Is there anything good that will happen for providers as a result of this change? Well, one good thing is you don’t have to worry about meeting those burdensome documentation requirements for a consult: (1) A consultation is distinguished from a visit because it is provided by a physician whose opinion or advice regarding evaluation and/or management of a specific problem is requested by another physician or other appropriate source; (2) A request for a consultation from an appropriate source and the need for the consultation must be documented in the patient’s medical record; (3) After the consultation is provided, the consultant prepares a written report of his/her findings, which is provided to the referring physician.

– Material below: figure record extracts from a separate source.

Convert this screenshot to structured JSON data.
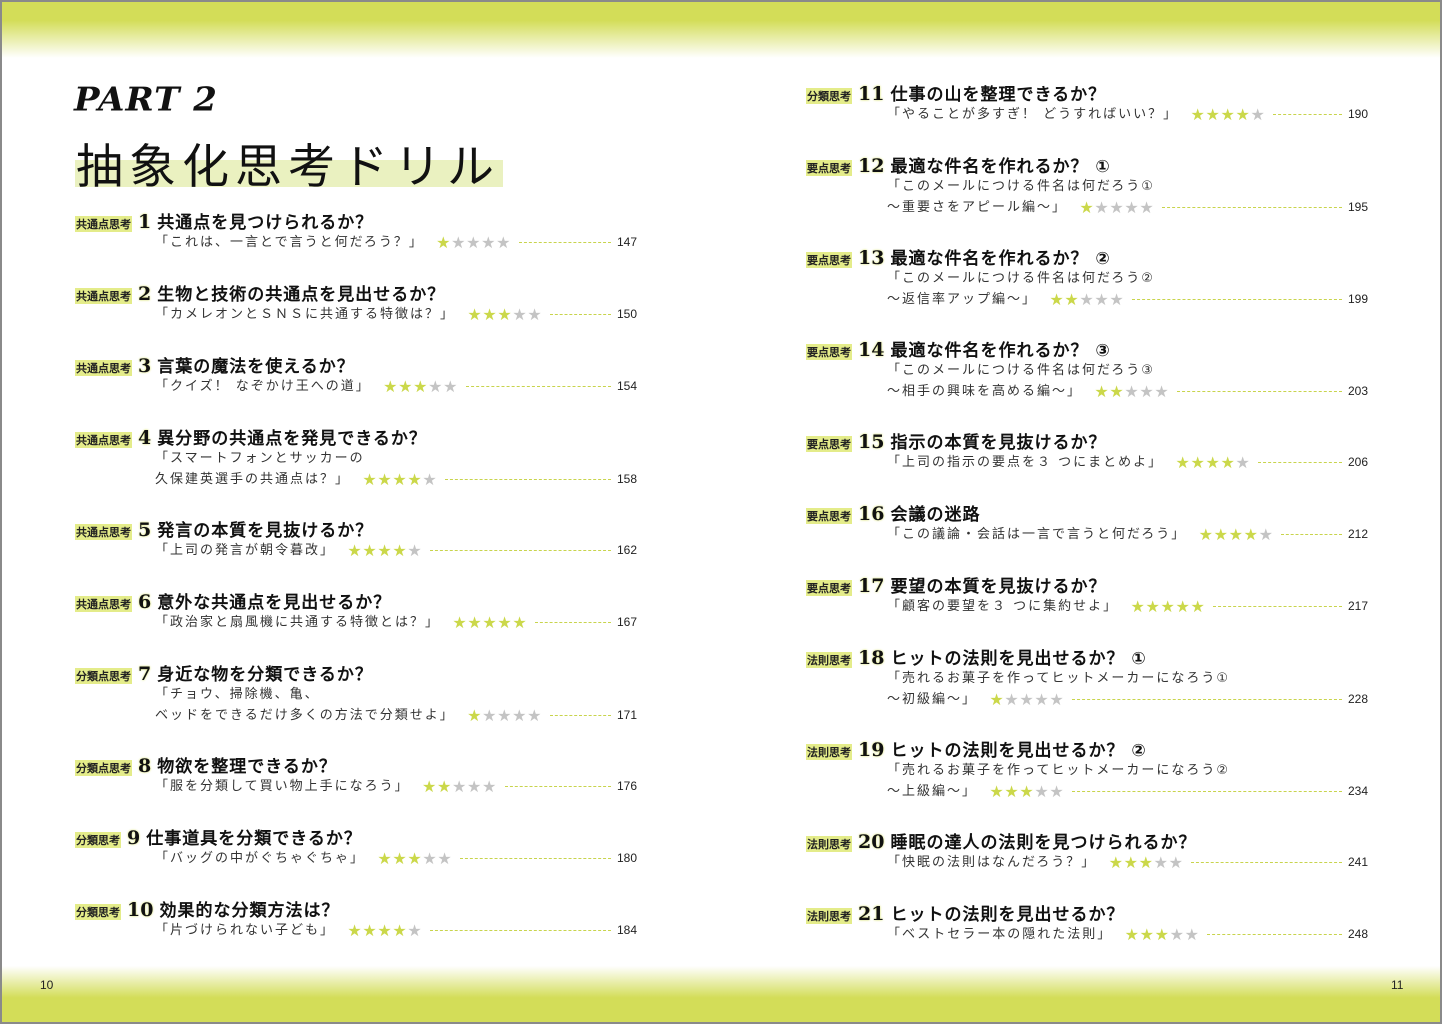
{
  "colors": {
    "accent": "#d3dd58",
    "star_on": "#cbd84a",
    "star_off": "#c4c4c4"
  },
  "part": "PART 2",
  "title": "抽象化思考ドリル",
  "folio_left": "10",
  "folio_right": "11",
  "left_entries": [
    {
      "label": "共通点思考",
      "num": "1",
      "title": "共通点を見つけられるか？",
      "sub": [
        "「これは、一言とで言うと何だろう？」"
      ],
      "stars": 1,
      "page": "147"
    },
    {
      "label": "共通点思考",
      "num": "2",
      "title": "生物と技術の共通点を見出せるか？",
      "sub": [
        "「カメレオンとＳＮＳに共通する特徴は？」"
      ],
      "stars": 3,
      "page": "150"
    },
    {
      "label": "共通点思考",
      "num": "3",
      "title": "言葉の魔法を使えるか？",
      "sub": [
        "「クイズ！ なぞかけ王への道」"
      ],
      "stars": 3,
      "page": "154"
    },
    {
      "label": "共通点思考",
      "num": "4",
      "title": "異分野の共通点を発見できるか？",
      "sub": [
        "「スマートフォンとサッカーの",
        "久保建英選手の共通点は？」"
      ],
      "stars": 4,
      "page": "158"
    },
    {
      "label": "共通点思考",
      "num": "5",
      "title": "発言の本質を見抜けるか？",
      "sub": [
        "「上司の発言が朝令暮改」"
      ],
      "stars": 4,
      "page": "162"
    },
    {
      "label": "共通点思考",
      "num": "6",
      "title": "意外な共通点を見出せるか？",
      "sub": [
        "「政治家と扇風機に共通する特徴とは？」"
      ],
      "stars": 5,
      "page": "167"
    },
    {
      "label": "分類点思考",
      "num": "7",
      "title": "身近な物を分類できるか？",
      "sub": [
        "「チョウ、掃除機、亀、",
        "ベッドをできるだけ多くの方法で分類せよ」"
      ],
      "stars": 1,
      "page": "171"
    },
    {
      "label": "分類点思考",
      "num": "8",
      "title": "物欲を整理できるか？",
      "sub": [
        "「服を分類して買い物上手になろう」"
      ],
      "stars": 2,
      "page": "176"
    },
    {
      "label": "分類思考",
      "num": "9",
      "title": "仕事道具を分類できるか？",
      "sub": [
        "「バッグの中がぐちゃぐちゃ」"
      ],
      "stars": 3,
      "page": "180"
    },
    {
      "label": "分類思考",
      "num": "10",
      "title": "効果的な分類方法は？",
      "sub": [
        "「片づけられない子ども」"
      ],
      "stars": 4,
      "page": "184"
    }
  ],
  "right_entries": [
    {
      "label": "分類思考",
      "num": "11",
      "title": "仕事の山を整理できるか？",
      "sub": [
        "「やることが多すぎ！ どうすればいい？」"
      ],
      "stars": 4,
      "page": "190"
    },
    {
      "label": "要点思考",
      "num": "12",
      "title": "最適な件名を作れるか？ ①",
      "sub": [
        "「このメールにつける件名は何だろう①",
        "～重要さをアピール編～」"
      ],
      "stars": 1,
      "page": "195"
    },
    {
      "label": "要点思考",
      "num": "13",
      "title": "最適な件名を作れるか？ ②",
      "sub": [
        "「このメールにつける件名は何だろう②",
        "～返信率アップ編～」"
      ],
      "stars": 2,
      "page": "199"
    },
    {
      "label": "要点思考",
      "num": "14",
      "title": "最適な件名を作れるか？ ③",
      "sub": [
        "「このメールにつける件名は何だろう③",
        "～相手の興味を高める編～」"
      ],
      "stars": 2,
      "page": "203"
    },
    {
      "label": "要点思考",
      "num": "15",
      "title": "指示の本質を見抜けるか？",
      "sub": [
        "「上司の指示の要点を３ つにまとめよ」"
      ],
      "stars": 4,
      "page": "206"
    },
    {
      "label": "要点思考",
      "num": "16",
      "title": "会議の迷路",
      "sub": [
        "「この議論・会話は一言で言うと何だろう」"
      ],
      "stars": 4,
      "page": "212"
    },
    {
      "label": "要点思考",
      "num": "17",
      "title": "要望の本質を見抜けるか？",
      "sub": [
        "「顧客の要望を３ つに集約せよ」"
      ],
      "stars": 5,
      "page": "217"
    },
    {
      "label": "法則思考",
      "num": "18",
      "title": "ヒットの法則を見出せるか？ ①",
      "sub": [
        "「売れるお菓子を作ってヒットメーカーになろう①",
        "～初級編～」"
      ],
      "stars": 1,
      "page": "228"
    },
    {
      "label": "法則思考",
      "num": "19",
      "title": "ヒットの法則を見出せるか？ ②",
      "sub": [
        "「売れるお菓子を作ってヒットメーカーになろう②",
        "～上級編～」"
      ],
      "stars": 3,
      "page": "234"
    },
    {
      "label": "法則思考",
      "num": "20",
      "title": "睡眠の達人の法則を見つけられるか？",
      "sub": [
        "「快眠の法則はなんだろう？」"
      ],
      "stars": 3,
      "page": "241"
    },
    {
      "label": "法則思考",
      "num": "21",
      "title": "ヒットの法則を見出せるか？",
      "sub": [
        "「ベストセラー本の隠れた法則」"
      ],
      "stars": 3,
      "page": "248"
    }
  ]
}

Consequently, with the elimination of these consult codes, most providers will be billing more transfers of care (CPT codes 99201 – 99205 and 99211 – 99215). A transfer of care occurs when the referring physician transfers the responsibility for the patient’s problem to a receiving physician at the time of referral, and the receiving physician documents approval of care in advance. The receiving physician would report/bill a new or established patient visit depending on the situation (a new patient is one who has not received any professional services from the physician or another physician of the same specialty who belongs to the same group practice, within the past three years) and setting (e.g., office or inpatient).
Inpatient consults (CPT codes 99251 – 99255) are another story. What codes will be utilized for New patient, inpatient consults? Well, it would seem that the apparent choice would be the Initial Hospital care codes (CPT codes 99221 – 99223). However, the guidelines for these codes specifically state: “these codes are used to report the first hospital inpatient encounter by the admitting physician. For initial inpatient encounters by physicians other than the admitting physician, see initial inpatient consultation codes (99251 – 99255) or subsequent hospital care codes (99231 – 99233). Since the inpatient consult codes (99251 – 99255) have been eliminated by CMS and the initial hospital care codes (99221 – 99223) are only for use by the admitting physician, it is my assumption that you will have to utilize the subsequent hospital care codes (99231 – 99233) in place of the new or established inpatient consult codes. The RVUs on the subsequent hospital care codes are lower than those associated with the inpatient consult codes and will also lead to a decrease in revenues for these services.
You my read the entire Medicare Physician Fee Schedule in its entirety at www.cms.hhs.gov, key word search 2010 Medicare Physician Fee Schedule. I will keep you posted on any updates or changes to the 2010 Medicare Physician Fee Schedule
The information presented herein reflects general information that is current as of the date it is first published. In light of changes that may occur in the health care regulatory and compliance environments, the author's presentation of this information and any general advice previously published might become outdated. Please check with your individual legal and/or compliance advisor(s) prior to taking any significant actions based upon the information and advice presented.